# Communicating about sex issues.



## brendan (Jun 1, 2011)

I have made a stand the last couple off weeks, that my sexless marriage needs attention asap. We are 28.

Thing is she hates talking about sex and stuff.

How can my female friends talk so openly about it but my wife cannot??? Although have heard her with her girlfriends talk about it

Even though we dont have sex, id love to actually talk about it and i have made stance since new year to discuss the sex issue ASAP. 

Its cool i can tak with other girls about it in a mature manor eg. amount of sex, masturbation, sex positions, etc but would love to with my wife.


----------



## RelationshipCoach (Nov 7, 2011)

Has there ever been a time that she has talked about it?
Has she ever talked to you about it and something made embarrassed about it? 

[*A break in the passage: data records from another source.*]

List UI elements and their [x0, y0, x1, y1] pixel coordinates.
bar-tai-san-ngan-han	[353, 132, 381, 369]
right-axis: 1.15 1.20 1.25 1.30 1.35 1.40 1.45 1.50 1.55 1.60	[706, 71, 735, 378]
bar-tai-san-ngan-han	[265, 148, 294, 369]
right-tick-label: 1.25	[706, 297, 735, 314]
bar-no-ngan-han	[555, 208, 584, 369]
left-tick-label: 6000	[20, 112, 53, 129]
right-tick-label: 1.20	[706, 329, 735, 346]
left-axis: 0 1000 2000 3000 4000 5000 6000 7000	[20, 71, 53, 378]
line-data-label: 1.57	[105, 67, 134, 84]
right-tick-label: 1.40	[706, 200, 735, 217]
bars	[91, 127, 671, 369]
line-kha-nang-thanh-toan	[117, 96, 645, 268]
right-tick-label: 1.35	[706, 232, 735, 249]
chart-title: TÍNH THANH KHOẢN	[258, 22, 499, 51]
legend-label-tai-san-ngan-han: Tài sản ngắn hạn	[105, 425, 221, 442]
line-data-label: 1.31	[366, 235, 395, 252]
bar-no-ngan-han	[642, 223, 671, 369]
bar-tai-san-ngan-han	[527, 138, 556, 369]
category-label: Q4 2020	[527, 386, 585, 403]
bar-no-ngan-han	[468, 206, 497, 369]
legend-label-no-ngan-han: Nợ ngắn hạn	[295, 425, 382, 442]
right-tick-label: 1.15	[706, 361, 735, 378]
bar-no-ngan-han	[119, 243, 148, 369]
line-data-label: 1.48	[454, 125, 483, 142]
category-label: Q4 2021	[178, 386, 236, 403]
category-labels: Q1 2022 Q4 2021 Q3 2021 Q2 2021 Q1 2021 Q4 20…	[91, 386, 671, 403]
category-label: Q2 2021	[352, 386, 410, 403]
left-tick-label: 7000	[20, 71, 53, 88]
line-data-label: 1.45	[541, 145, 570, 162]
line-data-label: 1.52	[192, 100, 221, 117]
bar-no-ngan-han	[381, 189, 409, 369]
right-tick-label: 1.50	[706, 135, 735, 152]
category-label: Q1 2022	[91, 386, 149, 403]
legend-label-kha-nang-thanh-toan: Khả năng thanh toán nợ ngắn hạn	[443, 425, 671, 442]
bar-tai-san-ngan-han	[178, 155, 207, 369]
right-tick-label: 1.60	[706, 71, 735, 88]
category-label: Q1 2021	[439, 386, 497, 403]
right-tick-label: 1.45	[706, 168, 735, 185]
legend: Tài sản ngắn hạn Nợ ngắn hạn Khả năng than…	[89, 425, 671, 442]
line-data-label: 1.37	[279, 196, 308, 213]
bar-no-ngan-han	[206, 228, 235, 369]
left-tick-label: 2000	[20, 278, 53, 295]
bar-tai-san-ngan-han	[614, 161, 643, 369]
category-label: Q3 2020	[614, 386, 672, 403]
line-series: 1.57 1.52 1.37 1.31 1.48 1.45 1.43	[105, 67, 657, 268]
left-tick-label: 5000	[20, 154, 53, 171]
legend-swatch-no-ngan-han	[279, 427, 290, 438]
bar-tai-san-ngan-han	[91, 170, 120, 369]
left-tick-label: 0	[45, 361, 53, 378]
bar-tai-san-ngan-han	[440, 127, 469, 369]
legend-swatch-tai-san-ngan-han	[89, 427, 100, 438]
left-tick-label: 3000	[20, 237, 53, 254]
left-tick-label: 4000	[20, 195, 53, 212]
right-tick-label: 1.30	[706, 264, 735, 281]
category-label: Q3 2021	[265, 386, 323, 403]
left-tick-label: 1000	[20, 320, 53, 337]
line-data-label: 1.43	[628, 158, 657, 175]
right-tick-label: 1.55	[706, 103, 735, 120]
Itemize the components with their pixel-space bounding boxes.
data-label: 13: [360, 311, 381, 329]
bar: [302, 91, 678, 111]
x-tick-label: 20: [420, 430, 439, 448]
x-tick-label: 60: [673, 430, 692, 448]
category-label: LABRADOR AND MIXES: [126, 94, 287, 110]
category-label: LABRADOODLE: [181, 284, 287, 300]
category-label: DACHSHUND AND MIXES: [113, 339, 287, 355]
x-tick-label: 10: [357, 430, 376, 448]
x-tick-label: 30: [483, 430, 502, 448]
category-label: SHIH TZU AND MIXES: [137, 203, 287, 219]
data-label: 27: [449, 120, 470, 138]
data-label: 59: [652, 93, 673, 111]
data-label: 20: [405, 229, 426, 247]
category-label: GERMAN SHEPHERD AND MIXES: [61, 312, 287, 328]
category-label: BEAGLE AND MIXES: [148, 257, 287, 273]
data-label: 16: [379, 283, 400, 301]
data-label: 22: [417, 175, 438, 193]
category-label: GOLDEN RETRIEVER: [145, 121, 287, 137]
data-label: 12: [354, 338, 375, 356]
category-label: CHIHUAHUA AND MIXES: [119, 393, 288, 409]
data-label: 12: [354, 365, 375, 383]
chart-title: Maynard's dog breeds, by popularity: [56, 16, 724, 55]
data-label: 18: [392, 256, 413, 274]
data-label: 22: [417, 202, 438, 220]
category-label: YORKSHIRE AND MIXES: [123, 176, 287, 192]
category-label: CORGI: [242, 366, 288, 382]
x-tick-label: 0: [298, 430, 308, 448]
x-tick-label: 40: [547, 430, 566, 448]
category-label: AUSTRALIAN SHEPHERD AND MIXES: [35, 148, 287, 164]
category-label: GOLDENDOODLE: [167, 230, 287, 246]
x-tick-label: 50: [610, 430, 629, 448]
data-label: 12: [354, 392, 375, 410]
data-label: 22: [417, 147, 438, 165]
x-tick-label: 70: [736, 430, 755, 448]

Have you asked her why she doesn't want to talk to you about it?
~Relationship Coach


----------



## I'mAllIn (Oct 20, 2011)

Maybe the problem is she doesn't like you talking to other women about sex. Do you talk to them about your sex life with her? That tends to make wives upset.


----------



## Noel1987 (Jan 2, 2012)

Are you also being possessive with each other?


----------



## Blog4Men.com (Jan 30, 2012)

Have you considered a book like Mark Driscoll's "Real Marriage"? Sometimes a book like this that you can read separately and then come back and talk about is a less threatening way to introduce a topic that is difficult to address for whatever reason and then find a common way to discuss those things. Give it a try!


----------



## Lionelhutz (Feb 2, 2012)

She probably doesn't want to talk about it with you because it is too emotionally loaded. The stakes are low when talking to anyone else. 

My wife was happy and open to talk about sex when things were good. As soon as there were problems, she had nothing to say and saw no point in discussing it.


----------



## Sawney Beane (May 1, 2011)

Lionelhutz said:


> She probably doesn't want to talk about it with you because it is too emotionally loaded. The stakes are low when talking to anyone else.
> 
> My wife was happy and open to talk about sex when things were good. As soon as there were problems, she had nothing to say and saw no point in discussing it.


The Homer Simpson approach!

"If something's hard to do, it's not worth doing!"

Sad, when life imitates art this way


----------



## accept (Dec 1, 2011)

I dont understand you. Even though we dont have it I want to talk about it. Is it you that doesnt want it. No wonder she doesnt want to talk about it.


----------



## Runs like Dog (Feb 25, 2011)

Do the math yourself. If she can't 'do' it, then what makes you imagine she can talk about it. They are of the same package.


----------